The Secretome landscape of Escherichia coli O157:H7: Deciphering the cell-surface, outer membrane vesicle and extracellular subproteomes.

Among diarrheagenic E. coli (DEC), enterohaemorrhagic E. coli (EHEC) are the most virulent anthropozoonotic agents. The ability of bacterial cells to functionally interact with their surrounding essentially relies on the secretion of different protein effectors. To experimentally determine the repertoire of extracytoproteins in E. coli O157:H7, a subproteomic analysis was performed not only considering the extracellular milieu but the cell surface and outer membrane vesicles. Following a secretome-based approach, the proteins trafficking from the interior to the exterior of the cell were depicted considering cognate protein transport systems and subcellular localisation. Label-free quantitative analysis of the proteosurfaceome, proteovesiculome and exoproteome from E. coli O157:H7 grown in three different nutrient media revealed differential protein expression profiles and allowed defining the core and variant subproteomes. Network analysis further revealed the higher abundance of some protein clusters in chemically defined medium over rich complex medium, especially related to some outer membrane proteins, ABC transport and Type III secretion systems.

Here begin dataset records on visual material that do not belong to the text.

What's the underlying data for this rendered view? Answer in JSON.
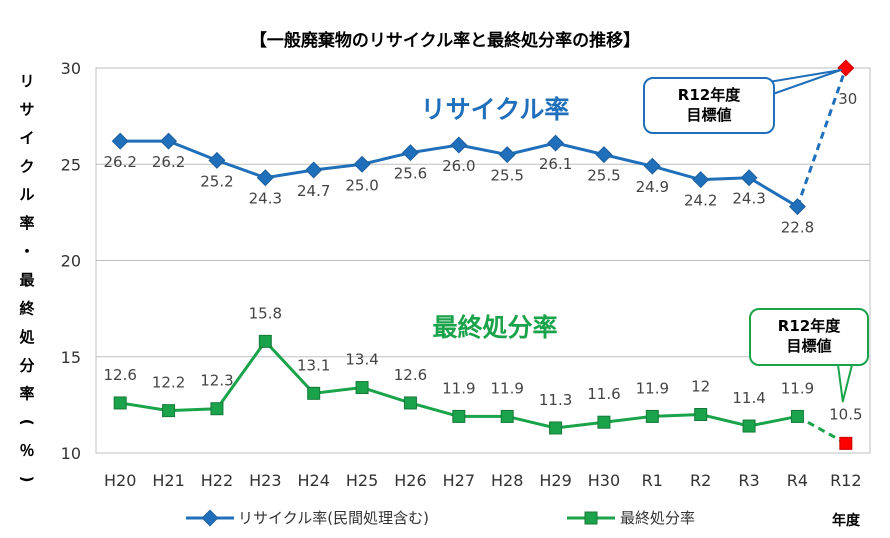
{
  "chart_data": {
    "type": "line",
    "title": "【一般廃棄物のリサイクル率と最終処分率の推移】",
    "ylabel": "リサイクル率・最終処分率（％）",
    "xlabel": "年度",
    "categories": [
      "H20",
      "H21",
      "H22",
      "H23",
      "H24",
      "H25",
      "H26",
      "H27",
      "H28",
      "H29",
      "H30",
      "R1",
      "R2",
      "R3",
      "R4",
      "R12"
    ],
    "ylim": [
      10,
      30
    ],
    "yticks": [
      "10",
      "15",
      "20",
      "25",
      "30"
    ],
    "grid": true,
    "legend_position": "bottom",
    "series": [
      {
        "name": "リサイクル率(民間処理含む)",
        "overlay_label": "リサイクル率",
        "color": "#1f6fba",
        "values": [
          26.2,
          26.2,
          25.2,
          24.3,
          24.7,
          25.0,
          25.6,
          26.0,
          25.5,
          26.1,
          25.5,
          24.9,
          24.2,
          24.3,
          22.8,
          30
        ],
        "labels": [
          "26.2",
          "26.2",
          "25.2",
          "24.3",
          "24.7",
          "25.0",
          "25.6",
          "26.0",
          "25.5",
          "26.1",
          "25.5",
          "24.9",
          "24.2",
          "24.3",
          "22.8",
          "30"
        ],
        "target_color": "#ff0000",
        "target_callout": [
          "R12年度",
          "目標値"
        ]
      },
      {
        "name": "最終処分率",
        "overlay_label": "最終処分率",
        "color": "#1aa34a",
        "values": [
          12.6,
          12.2,
          12.3,
          15.8,
          13.1,
          13.4,
          12.6,
          11.9,
          11.9,
          11.3,
          11.6,
          11.9,
          12,
          11.4,
          11.9,
          10.5
        ],
        "labels": [
          "12.6",
          "12.2",
          "12.3",
          "15.8",
          "13.1",
          "13.4",
          "12.6",
          "11.9",
          "11.9",
          "11.3",
          "11.6",
          "11.9",
          "12",
          "11.4",
          "11.9",
          "10.5"
        ],
        "target_color": "#ff0000",
        "target_callout": [
          "R12年度",
          "目標値"
        ]
      }
    ]
  }
}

This first comprehensive study of the EHEC secretome unravels the profound influence of environmental conditions on the extracytoplasmic proteome, provides new insight in the physiology of E. coli O157:H7 and identifies potentially important molecular targets for the development of preventive strategies against EHEC/STEC. SIGNIFICANCE: Escherichia coli O157:H7 is responsible for severe diarrhoea especially in young children. Despite years of investigations, the global view of the extracytoplasmic proteins expressed in this microorganism was eluded. To provide the first comprehensive view of the secretome landscape of E. coli O157:H7, the exoproteome, proteosurfaceome and proteovesiculome were profiled using growth conditions most likely to induce changes in bacterial protein secretion. The profound influence of growth conditions on the extracytoplasmic proteome was unravelled and allowed identifying the core and variant subproteomes. Besides new insight in the physiology of enterohaemorrhagic E. coli, these proteins potentially constitute important molecular targets for the development of preventive strategies.